Regarding how this could be tackled, I have no idea. The best way would be if Apple would be behind this itself (although I'm not sure how they could profit from it). But if the goal to make Swift a general purpose language is taken seriously, I think adding support for other platforms within SwiftUI would be a game-changer regarding Swift adoption. Just imagine how great it would be if the code you have written for your iOS/macOS apps could be mostly reused both on the Web and also on Windows and Android devices. Swift is already one of the most popular languages amongst developers and it could beat out all the other languages easily in my opinion if it just would be more useful on more platforms.
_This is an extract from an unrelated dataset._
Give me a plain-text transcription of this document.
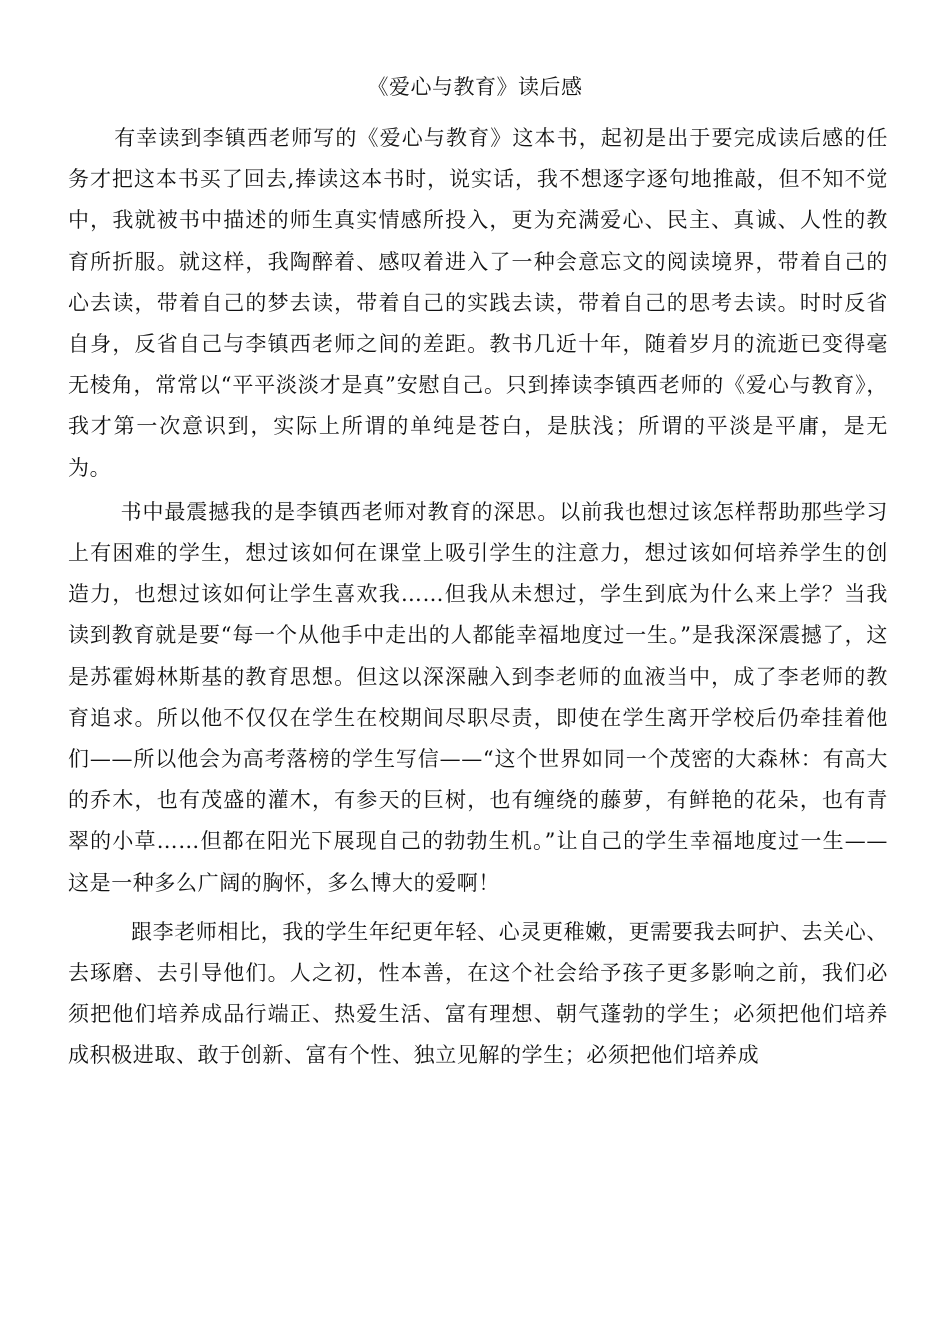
《爱心与教育》读后感

有幸读到李镇西老师写的《爱心与教育》这本书，起初是出于要完成读后感的任务才把这本书买了回去,捧读这本书时，说实话，我不想逐字逐句地推敲，但不知不觉中，我就被书中描述的师生真实情感所投入，更为充满爱心、民主、真诚、人性的教育所折服。就这样，我陶醉着、感叹着进入了一种会意忘文的阅读境界，带着自己的心去读，带着自己的梦去读，带着自己的实践去读，带着自己的思考去读。时时反省自身，反省自己与李镇西老师之间的差距。教书几近十年，随着岁月的流逝已变得毫无棱角，常常以“平平淡淡才是真”安慰自己。只到捧读李镇西老师的《爱心与教育》，我才第一次意识到，实际上所谓的单纯是苍白，是肤浅；所谓的平淡是平庸，是无为。

书中最震撼我的是李镇西老师对教育的深思。以前我也想过该怎样帮助那些学习上有困难的学生，想过该如何在课堂上吸引学生的注意力，想过该如何培养学生的创造力，也想过该如何让学生喜欢我……但我从未想过，学生到底为什么来上学？当我读到教育就是要“每一个从他手中走出的人都能幸福地度过一生。”是我深深震撼了，这是苏霍姆林斯基的教育思想。但这以深深融入到李老师的血液当中，成了李老师的教育追求。所以他不仅仅在学生在校期间尽职尽责，即使在学生离开学校后仍牵挂着他们——所以他会为高考落榜的学生写信——“这个世界如同一个茂密的大森林：有高大的乔木，也有茂盛的灌木，有参天的巨树，也有缠绕的藤萝，有鲜艳的花朵，也有青翠的小草……但都在阳光下展现自己的勃勃生机。”让自己的学生幸福地度过一生——这是一种多么广阔的胸怀，多么博大的爱啊！

跟李老师相比，我的学生年纪更年轻、心灵更稚嫩，更需要我去呵护、去关心、去琢磨、去引导他们。人之初，性本善，在这个社会给予孩子更多影响之前，我们必须把他们培养成品行端正、热爱生活、富有理想、朝气蓬勃的学生；必须把他们培养成积极进取、敢于创新、富有个性、独立见解的学生；必须把他们培养成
To be a little more realistic, I think the most pragmatic way how this could come to life is if Apple open sourced just the basic algorithms and the "API" of SwiftUI and the discussion around it so other platforms could adopt changes early on. Then open source projects (like Vapor for the Web) or even companies like Microsoft (for Windows) and Canonical (for Ubuntu) could do the heavy lifting of actually implementing the UI for their platforms. And Apple could provide some intermediate layer which contains the algorithms to infer the final UI representation from all the declarative code, including the logic to update the UI based on data which they should have already implemented anyways.
I know all this sounds like too good to ever happen, but sometimes one has to dream big and SwiftUI itself is proof that some dreams actually do come true. What do you guys think? Did anyone else had the same thoughts? Maybe it's even their long-term plan, who knows?